Construye una cabaña para observar a una ardilla albina
Viendo las imágenes de esta increíble ardilla albina no extraña que el fotógrafo quedara prendado de ella y decidiera hacer todo lo posible para poder contemplarla e inmortalizarla con su cámara.

Fue lo que se dice un flechazo entre un fotógrafo amante de la naturaleza y una ardilla albina que se cruzó en su camino cuando el joven trabajaba en Krishnamurti Brockwood Park School, al sur de Inglaterra.

Primero lo hizo de forma fugaz, como corresponde a toda ardilla que se precie, pero aquél visto y no visto bastó para que el enamorado volviera a su encuentro. Desde entonces, no deja de ir a verla, incluso se construyó una cabaña de lo más mimética con el entorno, toda de madera y con el tejado cubierto de musgo.

Víctor Manuel Escobar construyó el refugio en el bosque donde había visto a la ardilla, y lo hizo de forma hexagonal para que permitiera una mejor observación. Estuvo durante cuatro días claveteando tablas de madera recicladas que coronó con la ingeniosa plantación de musgo en el techo para no despertar la desconfianza en el animalito.

Las nueces, su alimento favorito

Antes de esta aventura , este fotógrafo cubano pasó largas temporadas observando a diario a los animales en su hábitat, en completo silencio, durante horas y horas, una actividad que compaginaba con su trabajo en una escuela.

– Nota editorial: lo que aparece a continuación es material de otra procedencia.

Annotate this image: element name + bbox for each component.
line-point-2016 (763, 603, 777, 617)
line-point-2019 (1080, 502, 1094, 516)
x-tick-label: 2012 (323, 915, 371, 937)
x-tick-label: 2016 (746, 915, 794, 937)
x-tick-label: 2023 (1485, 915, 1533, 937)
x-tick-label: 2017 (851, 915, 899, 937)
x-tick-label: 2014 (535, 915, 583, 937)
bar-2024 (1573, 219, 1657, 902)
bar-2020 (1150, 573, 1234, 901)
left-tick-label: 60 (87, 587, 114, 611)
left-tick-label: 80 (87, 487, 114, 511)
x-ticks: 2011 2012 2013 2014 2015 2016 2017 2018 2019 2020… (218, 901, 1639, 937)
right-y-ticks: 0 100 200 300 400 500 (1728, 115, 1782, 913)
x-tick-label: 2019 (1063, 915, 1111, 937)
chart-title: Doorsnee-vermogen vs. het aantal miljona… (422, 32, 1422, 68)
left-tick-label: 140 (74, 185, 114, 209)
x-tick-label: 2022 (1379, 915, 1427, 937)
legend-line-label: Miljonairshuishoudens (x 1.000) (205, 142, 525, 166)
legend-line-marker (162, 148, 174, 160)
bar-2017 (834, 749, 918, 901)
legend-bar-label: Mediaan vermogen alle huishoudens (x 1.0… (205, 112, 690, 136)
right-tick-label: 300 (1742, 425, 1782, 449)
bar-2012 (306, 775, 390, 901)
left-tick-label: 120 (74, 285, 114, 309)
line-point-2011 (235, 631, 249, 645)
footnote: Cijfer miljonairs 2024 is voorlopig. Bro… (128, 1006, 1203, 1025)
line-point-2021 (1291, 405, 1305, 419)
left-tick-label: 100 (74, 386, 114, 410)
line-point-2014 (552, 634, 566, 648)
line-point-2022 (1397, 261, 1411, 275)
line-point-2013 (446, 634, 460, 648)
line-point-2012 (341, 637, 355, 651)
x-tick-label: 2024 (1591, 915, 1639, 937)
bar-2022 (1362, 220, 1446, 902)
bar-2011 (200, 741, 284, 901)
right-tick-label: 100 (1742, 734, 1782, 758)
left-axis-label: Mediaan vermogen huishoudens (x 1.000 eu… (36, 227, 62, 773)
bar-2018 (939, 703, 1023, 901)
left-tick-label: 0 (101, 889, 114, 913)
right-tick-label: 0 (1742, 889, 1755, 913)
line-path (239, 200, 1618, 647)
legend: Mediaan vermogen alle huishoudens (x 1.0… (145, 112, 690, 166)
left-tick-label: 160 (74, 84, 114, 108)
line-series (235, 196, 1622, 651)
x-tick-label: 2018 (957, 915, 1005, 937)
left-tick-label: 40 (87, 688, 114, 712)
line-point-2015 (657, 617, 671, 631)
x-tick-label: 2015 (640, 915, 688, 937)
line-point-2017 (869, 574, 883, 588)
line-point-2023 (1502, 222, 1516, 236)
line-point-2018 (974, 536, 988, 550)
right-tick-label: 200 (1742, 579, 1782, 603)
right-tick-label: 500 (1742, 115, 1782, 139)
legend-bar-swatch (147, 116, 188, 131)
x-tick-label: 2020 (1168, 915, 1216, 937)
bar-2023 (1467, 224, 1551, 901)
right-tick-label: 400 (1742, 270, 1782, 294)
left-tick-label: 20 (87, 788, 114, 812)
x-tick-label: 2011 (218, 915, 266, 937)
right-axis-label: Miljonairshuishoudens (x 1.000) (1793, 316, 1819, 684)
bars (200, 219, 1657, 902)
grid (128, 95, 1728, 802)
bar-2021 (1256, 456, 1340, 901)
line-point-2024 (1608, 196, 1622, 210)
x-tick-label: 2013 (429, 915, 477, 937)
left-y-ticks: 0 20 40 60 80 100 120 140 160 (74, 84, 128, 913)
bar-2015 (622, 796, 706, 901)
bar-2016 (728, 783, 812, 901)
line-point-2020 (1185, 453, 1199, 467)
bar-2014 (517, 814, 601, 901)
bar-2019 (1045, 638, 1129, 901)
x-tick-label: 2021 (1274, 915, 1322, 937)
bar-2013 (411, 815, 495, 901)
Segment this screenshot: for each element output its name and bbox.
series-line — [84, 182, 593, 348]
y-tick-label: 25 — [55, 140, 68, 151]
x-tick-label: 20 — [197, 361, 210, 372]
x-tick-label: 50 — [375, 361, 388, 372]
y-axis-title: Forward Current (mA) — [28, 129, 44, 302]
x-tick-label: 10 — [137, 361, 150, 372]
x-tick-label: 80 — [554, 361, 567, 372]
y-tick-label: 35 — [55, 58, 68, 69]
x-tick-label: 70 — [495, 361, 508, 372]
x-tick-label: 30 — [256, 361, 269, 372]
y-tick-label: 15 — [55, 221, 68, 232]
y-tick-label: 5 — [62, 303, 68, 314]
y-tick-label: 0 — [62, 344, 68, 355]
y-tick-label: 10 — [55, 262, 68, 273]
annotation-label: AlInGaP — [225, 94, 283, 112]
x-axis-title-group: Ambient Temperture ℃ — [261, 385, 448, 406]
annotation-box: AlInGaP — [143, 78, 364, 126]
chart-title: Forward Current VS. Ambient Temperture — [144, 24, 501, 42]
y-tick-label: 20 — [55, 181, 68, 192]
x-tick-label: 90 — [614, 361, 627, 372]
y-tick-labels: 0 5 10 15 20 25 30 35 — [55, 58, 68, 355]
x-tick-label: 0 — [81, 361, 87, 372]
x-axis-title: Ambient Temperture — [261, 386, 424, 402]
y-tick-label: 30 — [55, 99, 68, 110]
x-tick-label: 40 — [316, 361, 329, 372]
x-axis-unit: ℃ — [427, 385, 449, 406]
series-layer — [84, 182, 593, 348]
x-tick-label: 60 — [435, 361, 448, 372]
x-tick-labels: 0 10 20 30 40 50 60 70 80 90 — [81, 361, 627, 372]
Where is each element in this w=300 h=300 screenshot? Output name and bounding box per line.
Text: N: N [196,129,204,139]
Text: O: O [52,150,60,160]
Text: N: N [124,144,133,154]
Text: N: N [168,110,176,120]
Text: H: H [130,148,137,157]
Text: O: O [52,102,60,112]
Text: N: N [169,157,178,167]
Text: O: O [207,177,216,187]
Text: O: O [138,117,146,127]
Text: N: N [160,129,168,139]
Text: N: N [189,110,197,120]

Construye una cabaña para observar a una ardilla albina
La ardilla, sin embargo, fue para él todo un hallazgo, y se dedicó varios meses a observarla boquiabierto, siempre con el dedo presto para capturarla en bellas y divertidas imágenes. Además de su extraño color blanco, una característica que sólo tienen una de cada cien mil, pudo descubrir sus siempre elegantes, graciosos e inteligentes movimientos, que buscaban nueces, su alimento favorito.

Ser fotógrafo freelance no permite estar demasiado tiempo en un sólo lugar, sobre todo si buscas entornos naturales siempre nuevos. Así, el próximo destino de Víctor será a miles de kilómetros, en tierras asiáticas donde poder tomar primeros planos de elefantes, serpientes y tigres. Un largo viaje del que regresará cargado de historias que poder contar a su amiga saltarina y vivaracha, en el fondo tan inquieta como él.